It’s been a flat week. Like seriously, I can’t remember what I did with my life this week. Other than meeting ‘god-like genius’ Johnny Marr, former Smiths guitarist – yes, he won an award for being a god-like genius haha.
But other than that, I feel like I’ve let this week slip by me. 1 more week of actual uni to go > 2 weeks of placement > 3 weeks of Easter break with Jo-ann and Val > 2 weeks of uni > exams > home. All I want to do is to skip right on to home.
Home. I’ve got no idea what’s waiting when I get back. The world does move on without you. And there’s that whole thing about not getting summer break next year… I rue my bad memory – I don’t remember people’s voices. I can’t remember what my parents/Val sound like. But at the same time, my reluctance to skype/whatsapp baffles me.

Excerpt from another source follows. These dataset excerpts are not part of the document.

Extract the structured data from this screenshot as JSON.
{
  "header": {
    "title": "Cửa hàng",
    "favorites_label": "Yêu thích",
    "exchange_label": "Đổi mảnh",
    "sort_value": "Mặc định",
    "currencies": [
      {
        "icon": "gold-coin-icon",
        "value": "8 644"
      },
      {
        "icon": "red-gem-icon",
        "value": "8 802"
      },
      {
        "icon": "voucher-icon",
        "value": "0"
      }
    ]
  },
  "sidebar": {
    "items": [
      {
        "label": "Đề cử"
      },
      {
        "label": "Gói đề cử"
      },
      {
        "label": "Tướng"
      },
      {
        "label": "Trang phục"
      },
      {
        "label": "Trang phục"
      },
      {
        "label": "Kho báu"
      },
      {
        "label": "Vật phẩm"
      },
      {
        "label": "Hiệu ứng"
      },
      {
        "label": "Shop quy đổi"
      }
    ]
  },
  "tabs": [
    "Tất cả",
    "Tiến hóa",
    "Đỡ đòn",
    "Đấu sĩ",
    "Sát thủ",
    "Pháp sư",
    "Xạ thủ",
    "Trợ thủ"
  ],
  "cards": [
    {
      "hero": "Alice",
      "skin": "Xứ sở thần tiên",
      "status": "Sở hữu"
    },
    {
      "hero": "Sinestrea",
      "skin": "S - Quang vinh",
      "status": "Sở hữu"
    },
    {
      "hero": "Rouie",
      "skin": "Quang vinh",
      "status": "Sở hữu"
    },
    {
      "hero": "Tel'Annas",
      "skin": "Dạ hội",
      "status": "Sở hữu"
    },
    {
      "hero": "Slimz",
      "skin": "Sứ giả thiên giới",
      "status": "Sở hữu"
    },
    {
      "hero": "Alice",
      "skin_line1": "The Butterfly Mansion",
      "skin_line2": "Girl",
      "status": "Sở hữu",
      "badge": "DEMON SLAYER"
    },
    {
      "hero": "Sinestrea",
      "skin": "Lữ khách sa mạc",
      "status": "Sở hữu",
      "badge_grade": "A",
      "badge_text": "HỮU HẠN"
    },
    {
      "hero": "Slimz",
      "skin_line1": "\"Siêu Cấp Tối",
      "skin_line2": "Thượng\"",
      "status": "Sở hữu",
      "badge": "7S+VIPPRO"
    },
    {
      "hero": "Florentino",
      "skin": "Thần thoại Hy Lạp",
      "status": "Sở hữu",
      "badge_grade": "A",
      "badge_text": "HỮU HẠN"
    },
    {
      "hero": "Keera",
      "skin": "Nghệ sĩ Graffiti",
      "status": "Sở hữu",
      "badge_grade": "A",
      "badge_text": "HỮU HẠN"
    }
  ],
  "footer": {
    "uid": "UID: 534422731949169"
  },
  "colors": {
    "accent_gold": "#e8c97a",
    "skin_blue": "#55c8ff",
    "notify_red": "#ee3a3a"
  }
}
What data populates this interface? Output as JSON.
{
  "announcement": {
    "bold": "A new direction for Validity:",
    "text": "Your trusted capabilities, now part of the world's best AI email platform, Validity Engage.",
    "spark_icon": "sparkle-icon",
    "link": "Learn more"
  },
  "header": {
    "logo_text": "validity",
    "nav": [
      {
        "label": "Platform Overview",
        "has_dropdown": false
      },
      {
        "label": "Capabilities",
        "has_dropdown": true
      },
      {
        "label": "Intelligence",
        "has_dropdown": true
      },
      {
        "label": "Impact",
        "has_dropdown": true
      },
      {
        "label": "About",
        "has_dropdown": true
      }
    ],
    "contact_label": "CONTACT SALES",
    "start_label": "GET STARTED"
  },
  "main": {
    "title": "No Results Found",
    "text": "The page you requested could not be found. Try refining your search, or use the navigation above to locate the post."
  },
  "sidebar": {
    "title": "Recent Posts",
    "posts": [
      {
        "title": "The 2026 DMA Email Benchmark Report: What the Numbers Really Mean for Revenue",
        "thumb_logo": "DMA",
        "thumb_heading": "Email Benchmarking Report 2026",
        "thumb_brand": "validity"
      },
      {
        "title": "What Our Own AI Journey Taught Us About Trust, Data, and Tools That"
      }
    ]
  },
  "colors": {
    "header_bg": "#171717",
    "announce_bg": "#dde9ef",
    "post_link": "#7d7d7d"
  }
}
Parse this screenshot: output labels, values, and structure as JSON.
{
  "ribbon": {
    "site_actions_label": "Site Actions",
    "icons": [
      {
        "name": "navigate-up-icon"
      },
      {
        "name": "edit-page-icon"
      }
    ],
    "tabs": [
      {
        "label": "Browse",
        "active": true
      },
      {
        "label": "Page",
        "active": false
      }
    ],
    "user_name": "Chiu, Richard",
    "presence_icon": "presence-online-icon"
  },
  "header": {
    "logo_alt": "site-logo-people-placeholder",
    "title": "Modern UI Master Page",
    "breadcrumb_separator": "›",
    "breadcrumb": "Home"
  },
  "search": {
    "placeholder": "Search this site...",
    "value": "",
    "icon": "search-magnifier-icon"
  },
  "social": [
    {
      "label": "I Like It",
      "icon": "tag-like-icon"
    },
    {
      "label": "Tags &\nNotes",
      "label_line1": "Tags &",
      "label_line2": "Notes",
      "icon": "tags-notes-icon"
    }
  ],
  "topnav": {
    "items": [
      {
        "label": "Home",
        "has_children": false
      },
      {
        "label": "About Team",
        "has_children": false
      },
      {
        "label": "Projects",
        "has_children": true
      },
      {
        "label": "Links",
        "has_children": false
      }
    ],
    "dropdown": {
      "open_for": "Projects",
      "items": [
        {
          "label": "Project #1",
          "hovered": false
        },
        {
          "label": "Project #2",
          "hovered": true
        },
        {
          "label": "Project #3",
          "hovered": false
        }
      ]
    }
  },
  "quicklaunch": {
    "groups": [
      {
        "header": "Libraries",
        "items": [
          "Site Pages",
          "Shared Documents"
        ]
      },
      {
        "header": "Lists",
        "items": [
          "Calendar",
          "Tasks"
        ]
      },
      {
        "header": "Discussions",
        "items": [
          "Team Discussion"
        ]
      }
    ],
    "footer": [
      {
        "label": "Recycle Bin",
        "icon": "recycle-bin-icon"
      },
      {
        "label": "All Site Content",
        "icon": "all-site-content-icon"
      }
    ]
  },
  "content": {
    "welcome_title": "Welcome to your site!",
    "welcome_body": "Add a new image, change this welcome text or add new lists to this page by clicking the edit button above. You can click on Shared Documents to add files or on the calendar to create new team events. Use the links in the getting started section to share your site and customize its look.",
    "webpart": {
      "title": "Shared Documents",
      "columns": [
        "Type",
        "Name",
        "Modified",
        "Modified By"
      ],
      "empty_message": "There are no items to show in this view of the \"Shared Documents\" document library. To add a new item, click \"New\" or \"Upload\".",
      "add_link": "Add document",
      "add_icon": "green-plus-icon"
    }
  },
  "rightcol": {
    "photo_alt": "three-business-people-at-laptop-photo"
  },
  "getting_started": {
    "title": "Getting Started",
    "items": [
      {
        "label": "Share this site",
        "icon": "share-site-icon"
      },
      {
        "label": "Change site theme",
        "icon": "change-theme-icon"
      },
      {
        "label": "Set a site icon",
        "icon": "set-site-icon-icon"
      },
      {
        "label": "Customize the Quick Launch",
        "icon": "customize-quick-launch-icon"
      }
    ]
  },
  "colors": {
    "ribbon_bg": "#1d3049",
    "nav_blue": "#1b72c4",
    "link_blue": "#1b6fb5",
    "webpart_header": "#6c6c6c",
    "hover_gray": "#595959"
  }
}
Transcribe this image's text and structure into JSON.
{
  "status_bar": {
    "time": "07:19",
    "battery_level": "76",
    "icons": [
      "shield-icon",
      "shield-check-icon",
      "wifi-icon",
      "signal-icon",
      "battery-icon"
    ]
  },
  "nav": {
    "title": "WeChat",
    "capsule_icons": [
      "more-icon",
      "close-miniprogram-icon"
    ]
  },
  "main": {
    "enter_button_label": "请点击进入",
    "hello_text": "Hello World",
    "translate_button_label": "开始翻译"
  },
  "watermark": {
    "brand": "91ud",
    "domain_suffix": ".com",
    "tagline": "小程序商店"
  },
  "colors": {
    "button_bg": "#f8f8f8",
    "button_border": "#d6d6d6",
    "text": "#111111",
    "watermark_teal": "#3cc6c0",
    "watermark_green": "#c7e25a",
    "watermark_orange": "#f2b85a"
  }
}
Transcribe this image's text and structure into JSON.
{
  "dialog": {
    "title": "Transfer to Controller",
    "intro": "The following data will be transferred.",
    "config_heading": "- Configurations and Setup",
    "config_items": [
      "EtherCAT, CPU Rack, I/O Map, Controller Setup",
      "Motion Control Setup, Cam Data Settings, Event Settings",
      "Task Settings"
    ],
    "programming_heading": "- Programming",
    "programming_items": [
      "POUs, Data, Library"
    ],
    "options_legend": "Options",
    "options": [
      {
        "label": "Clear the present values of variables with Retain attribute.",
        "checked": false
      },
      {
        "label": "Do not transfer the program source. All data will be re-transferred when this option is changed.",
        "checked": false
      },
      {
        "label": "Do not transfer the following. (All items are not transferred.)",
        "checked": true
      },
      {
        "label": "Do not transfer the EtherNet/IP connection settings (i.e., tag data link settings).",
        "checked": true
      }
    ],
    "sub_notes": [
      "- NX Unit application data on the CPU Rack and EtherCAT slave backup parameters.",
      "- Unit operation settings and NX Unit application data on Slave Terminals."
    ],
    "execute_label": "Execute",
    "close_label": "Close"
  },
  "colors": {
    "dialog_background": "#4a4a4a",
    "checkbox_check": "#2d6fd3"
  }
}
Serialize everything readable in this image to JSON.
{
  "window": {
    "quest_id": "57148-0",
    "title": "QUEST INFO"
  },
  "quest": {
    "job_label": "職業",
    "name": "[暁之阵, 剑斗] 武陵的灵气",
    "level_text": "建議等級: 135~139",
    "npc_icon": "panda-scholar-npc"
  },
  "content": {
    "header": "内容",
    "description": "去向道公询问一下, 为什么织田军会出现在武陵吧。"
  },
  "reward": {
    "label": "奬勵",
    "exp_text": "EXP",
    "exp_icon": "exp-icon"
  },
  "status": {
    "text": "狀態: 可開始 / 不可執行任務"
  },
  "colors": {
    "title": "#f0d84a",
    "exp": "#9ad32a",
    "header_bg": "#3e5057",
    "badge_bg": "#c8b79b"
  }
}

My lack of excitement for Easter as well. I really don’t know why. Believing that home will help me find my footing again.
I try submitting myself to quietness and stillness. I strain to listen to where my heart is pulling me. Nothing. Like a poisonous void.
Perhaps I do know what might be bugging me, taking up all this… emotional energy. Something I don’t want surfacing, something I don’t want to admit. Stop slipping up and get on with it. There’s more to life.
I believe there is more.
One other thing, discovered Passenger’s music. Good stuff, can’t stop listening.